Let Us Treat Patients in Syria

10/02/2013
Map of Syria

The conflict in Syria has led to what is arguably one of the world’s worst humanitarian crises since the end of the Cold War. An estimated 115,000 people have been killed, most of them civilians, and many more have been wounded, tortured, or abused. Millions have been driven from their homes, families have been divided, and entire communities torn apart; we must not let considerations of military intervention destroy our ability to focus on getting them help.

As doctors and medical professionals from around the world, the scale of this emergency leaves us horrified. We are appalled by the lack of access to health care for affected civilians, and by the deliberate targeting of medical facilities and personnel. It is our professional, ethical, and moral duty to provide treatment and care to anyone in need. When we cannot do so personally, we are obliged to speak out in support of those risking their lives to provide life-saving assistance.

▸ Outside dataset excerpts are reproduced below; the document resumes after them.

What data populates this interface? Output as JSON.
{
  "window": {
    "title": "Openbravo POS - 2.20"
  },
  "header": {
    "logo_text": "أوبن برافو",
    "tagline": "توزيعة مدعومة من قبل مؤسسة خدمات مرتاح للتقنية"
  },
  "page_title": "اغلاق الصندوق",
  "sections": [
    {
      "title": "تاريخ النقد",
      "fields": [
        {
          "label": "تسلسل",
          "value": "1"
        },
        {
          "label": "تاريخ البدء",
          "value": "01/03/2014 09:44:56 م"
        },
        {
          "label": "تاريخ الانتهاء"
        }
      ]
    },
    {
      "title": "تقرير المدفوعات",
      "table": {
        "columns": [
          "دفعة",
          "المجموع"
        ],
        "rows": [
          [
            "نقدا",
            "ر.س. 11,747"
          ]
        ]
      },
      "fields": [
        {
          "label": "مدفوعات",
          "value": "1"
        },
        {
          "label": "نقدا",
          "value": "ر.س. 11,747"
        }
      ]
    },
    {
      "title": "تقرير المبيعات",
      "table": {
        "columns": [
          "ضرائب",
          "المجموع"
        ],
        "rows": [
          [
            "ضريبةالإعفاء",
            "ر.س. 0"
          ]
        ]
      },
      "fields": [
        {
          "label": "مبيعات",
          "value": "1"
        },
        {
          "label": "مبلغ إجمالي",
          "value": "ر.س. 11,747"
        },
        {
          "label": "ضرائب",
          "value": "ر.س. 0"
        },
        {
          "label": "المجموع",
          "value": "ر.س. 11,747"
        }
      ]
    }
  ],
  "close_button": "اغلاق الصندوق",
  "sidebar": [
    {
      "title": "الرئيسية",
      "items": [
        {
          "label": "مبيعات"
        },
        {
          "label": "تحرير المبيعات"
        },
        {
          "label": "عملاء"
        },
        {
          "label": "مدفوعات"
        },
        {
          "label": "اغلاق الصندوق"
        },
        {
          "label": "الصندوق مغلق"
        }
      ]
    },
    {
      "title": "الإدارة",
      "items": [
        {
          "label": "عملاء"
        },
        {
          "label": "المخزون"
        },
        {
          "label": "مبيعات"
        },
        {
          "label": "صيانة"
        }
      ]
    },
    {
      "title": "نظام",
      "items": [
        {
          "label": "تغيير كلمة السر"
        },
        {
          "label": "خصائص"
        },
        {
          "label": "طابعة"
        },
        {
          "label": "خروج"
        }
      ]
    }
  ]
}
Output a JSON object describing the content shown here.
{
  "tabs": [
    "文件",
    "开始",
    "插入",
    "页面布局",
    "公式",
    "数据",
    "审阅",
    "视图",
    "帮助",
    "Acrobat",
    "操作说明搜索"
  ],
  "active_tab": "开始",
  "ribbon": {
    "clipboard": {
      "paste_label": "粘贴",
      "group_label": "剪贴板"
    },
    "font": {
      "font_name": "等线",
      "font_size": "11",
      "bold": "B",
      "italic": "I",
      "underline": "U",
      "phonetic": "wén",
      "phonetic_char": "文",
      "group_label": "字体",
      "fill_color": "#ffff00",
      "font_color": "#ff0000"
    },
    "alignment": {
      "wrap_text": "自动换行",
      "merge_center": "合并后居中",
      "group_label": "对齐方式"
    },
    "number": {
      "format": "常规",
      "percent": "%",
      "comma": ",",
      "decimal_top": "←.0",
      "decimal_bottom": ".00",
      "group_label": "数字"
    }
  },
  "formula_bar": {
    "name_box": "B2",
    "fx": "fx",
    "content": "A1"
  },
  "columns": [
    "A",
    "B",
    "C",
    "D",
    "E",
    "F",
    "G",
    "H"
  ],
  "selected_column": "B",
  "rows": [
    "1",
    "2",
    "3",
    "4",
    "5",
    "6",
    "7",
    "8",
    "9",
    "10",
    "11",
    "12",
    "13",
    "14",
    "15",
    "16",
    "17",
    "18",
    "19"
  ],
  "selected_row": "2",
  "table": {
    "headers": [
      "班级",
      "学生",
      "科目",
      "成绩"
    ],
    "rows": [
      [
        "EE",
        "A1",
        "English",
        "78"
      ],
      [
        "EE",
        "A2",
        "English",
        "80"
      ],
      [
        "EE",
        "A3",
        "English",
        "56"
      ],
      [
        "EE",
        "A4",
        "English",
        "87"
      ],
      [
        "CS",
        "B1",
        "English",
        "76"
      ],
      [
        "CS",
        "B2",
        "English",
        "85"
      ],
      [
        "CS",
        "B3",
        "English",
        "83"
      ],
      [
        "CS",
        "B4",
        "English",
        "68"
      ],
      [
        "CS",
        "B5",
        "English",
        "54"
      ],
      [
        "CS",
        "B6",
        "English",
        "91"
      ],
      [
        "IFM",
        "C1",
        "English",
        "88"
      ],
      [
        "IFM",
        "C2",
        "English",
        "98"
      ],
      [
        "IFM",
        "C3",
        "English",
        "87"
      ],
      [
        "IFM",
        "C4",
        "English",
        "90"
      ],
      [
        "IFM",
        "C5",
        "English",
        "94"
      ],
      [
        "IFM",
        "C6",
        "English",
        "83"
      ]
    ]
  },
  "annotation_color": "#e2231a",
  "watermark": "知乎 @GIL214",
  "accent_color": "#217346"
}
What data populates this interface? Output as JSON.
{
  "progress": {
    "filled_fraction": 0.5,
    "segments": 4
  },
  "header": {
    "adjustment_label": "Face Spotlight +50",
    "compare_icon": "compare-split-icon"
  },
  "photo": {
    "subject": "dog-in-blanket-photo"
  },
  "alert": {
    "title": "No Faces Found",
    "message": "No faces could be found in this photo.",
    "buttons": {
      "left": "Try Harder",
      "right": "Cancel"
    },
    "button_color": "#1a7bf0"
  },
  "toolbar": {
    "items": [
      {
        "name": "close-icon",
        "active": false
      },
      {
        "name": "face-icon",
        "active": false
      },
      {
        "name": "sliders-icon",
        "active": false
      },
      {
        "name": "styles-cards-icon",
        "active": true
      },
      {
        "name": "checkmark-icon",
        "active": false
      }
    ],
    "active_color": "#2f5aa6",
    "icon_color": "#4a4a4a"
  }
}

Systematic assaults on medical professionals, facilities, and patients are breaking Syria’s health-care system and making it nearly impossible for civilians to receive essential medical services. According to WHO, 37 percent of Syrian hospitals have been destroyed and a further 20 percent severely damaged. Makeshift clinics have become fully fledged trauma centers struggling to cope with the injured and sick. According to the Violations Documentation Center, an estimated 469 health workers are currently imprisoned, and about 15,000 doctors have been forced to flee abroad according to the Council on Foreign Relations. Of the 5,000 physicians in Aleppo before the conflict started, only 36 remain.